Citation Provenance and the Privacy Problem It Creates

Enterprise RAG systems frequently include citation provenance — references to the source document and chunk that supported a generated answer. Citation provenance is valuable for auditability and for allowing users to verify AI-generated summaries. But it creates a secondary PII surface: if a citation points to a document chunk that contains personal data, the citation itself becomes a pathway to that data.

Citation handling in regulated deployments should redact source document identifiers that are themselves personal data (case file numbers that identify individuals, for example), limit citation depth to document-level rather than chunk-level when chunks contain sensitive data, and log citation provenance in the audit trail so that the full retrieval context can be reconstructed for incident investigation without being re-exposed in the user-facing response.

Vector Store Leakage and k-Anonymity Considerations

A less frequently discussed PII risk in RAG is vector store leakage through embedding inversion. While inverting a modern embedding to recover the original text is computationally expensive and not a practical concern for typical enterprise threat models, the vector store itself is a data asset that can contain PHI or PII-adjacent information in the indexed corpus. NIST 800-53 SC-4 (Information in Shared Resources) applies: data from one organizational unit should not be accessible via the vector index to another unit. Namespace isolation per tenant in vector stores (covered in more depth in our separate post on tenant isolation patterns) addresses this directly.

Beyond cross-tenant leakage, k-anonymity and l-diversity concepts from the de-identification literature are relevant for evaluating whether your retrieved-chunk corpus satisfies Safe Harbor. A chunk that alone doesn't identify an individual but that, combined with k-1 other retrievable chunks, becomes identifying, represents a quasi-identifier risk that single-chunk analysis won't catch.
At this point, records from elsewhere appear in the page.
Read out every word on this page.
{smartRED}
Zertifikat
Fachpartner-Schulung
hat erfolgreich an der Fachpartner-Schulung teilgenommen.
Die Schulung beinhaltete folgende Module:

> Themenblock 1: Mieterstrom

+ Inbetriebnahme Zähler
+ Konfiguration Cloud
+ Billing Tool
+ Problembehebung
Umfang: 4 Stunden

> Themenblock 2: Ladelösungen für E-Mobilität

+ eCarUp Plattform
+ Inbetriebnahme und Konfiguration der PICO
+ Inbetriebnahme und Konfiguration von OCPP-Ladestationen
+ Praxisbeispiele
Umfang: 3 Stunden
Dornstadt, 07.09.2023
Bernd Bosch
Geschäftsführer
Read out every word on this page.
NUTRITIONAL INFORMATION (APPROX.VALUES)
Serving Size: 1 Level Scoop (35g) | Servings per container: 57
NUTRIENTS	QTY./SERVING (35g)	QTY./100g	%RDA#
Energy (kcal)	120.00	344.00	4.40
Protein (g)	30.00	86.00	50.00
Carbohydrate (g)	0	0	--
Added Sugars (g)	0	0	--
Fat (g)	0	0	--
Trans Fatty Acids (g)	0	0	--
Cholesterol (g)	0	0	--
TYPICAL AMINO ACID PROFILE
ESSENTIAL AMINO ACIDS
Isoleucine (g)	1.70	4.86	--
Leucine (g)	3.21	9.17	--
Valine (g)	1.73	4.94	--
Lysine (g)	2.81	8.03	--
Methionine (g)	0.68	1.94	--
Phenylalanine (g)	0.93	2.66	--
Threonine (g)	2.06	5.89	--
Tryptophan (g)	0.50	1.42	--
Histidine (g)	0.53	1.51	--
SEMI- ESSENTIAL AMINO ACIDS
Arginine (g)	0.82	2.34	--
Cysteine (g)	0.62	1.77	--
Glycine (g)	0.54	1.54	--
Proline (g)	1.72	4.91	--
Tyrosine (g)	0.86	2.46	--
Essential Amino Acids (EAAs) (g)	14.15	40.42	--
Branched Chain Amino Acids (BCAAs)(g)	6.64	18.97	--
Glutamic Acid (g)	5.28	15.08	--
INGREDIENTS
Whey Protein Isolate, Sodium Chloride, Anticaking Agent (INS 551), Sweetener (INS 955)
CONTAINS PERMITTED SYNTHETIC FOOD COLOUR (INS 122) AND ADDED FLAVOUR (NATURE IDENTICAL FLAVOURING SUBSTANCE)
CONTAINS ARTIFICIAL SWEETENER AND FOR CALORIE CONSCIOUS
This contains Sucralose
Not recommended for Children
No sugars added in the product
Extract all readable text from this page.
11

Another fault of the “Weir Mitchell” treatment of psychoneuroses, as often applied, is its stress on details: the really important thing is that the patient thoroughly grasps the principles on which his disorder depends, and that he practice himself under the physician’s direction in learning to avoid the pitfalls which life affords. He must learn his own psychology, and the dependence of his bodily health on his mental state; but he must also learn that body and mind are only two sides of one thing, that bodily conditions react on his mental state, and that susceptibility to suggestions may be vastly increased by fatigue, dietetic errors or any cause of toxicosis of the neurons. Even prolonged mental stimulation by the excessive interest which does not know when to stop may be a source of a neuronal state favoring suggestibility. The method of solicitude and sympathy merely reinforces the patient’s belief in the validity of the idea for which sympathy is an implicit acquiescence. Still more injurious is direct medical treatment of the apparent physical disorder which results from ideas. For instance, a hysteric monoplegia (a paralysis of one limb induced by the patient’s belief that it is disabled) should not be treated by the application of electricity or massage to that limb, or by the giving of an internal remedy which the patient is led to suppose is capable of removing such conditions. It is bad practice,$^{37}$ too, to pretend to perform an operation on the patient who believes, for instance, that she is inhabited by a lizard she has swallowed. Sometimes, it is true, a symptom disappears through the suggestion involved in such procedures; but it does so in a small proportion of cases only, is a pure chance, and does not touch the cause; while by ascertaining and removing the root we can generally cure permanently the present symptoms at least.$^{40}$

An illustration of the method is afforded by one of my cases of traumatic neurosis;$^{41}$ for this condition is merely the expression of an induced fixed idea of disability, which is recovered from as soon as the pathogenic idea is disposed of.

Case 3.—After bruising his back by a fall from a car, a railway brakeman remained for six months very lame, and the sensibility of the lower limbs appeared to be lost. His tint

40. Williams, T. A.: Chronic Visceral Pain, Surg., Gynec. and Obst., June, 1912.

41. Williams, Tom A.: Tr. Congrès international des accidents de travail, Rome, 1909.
This is a research-level problem for full automated analysis, but for high-sensitivity corpora (clinical notes, HR records, financial case files), periodic human review of the retrieval results for common query patterns is a practical risk mitigation approach.

What the Final Assembled Prompt Should Look Like

After retrieval-stage redaction, the assembled prompt that reaches the model should have the following properties:

  • No direct identifiers: names, email addresses, phone numbers, SSNs, account numbers replaced with typed placeholders ([PERSON], [ACCOUNT_NUMBER])
  • Quasi-identifiers reviewed for combination risk: age + zip + date-of-service combinations flagged for the healthcare context; job title + department + salary band flagged in HR contexts
  • Redaction metadata captured in the audit log: entity types and counts detected and masked, so compliance teams can verify the layer was functioning without needing to access the original content
  • Prompt hash logged at the policy plane before dispatch: this is the evidence that the scrubbed prompt — not the original — was what the model received

For an Am Law 50 firm deploying a matter research assistant over client documents, the assembled prompt that reaches the model should contain no client-identifying information unless the lawyer has explicitly included it in their query and the policy configuration for that use case permits client PII in the model context. The retrieval corpus may reference those clients extensively; the redaction layer is what ensures the distinction between "this document discusses a client" and "this prompt sends that client's data to a third-party model API."

Building this correctly requires treating the policy plane — the layer that assembles, scans, and dispatches prompts — as the enforcement point, not the individual application that calls it. When PII handling is implemented application-by-application, it drifts. Policy gaps appear when a new application is added that doesn't inherit the same redaction configuration. A centralized proxy layer where all LLM calls must pass enforces consistent PII handling across the full set of applications and use cases without requiring each application team to implement it independently.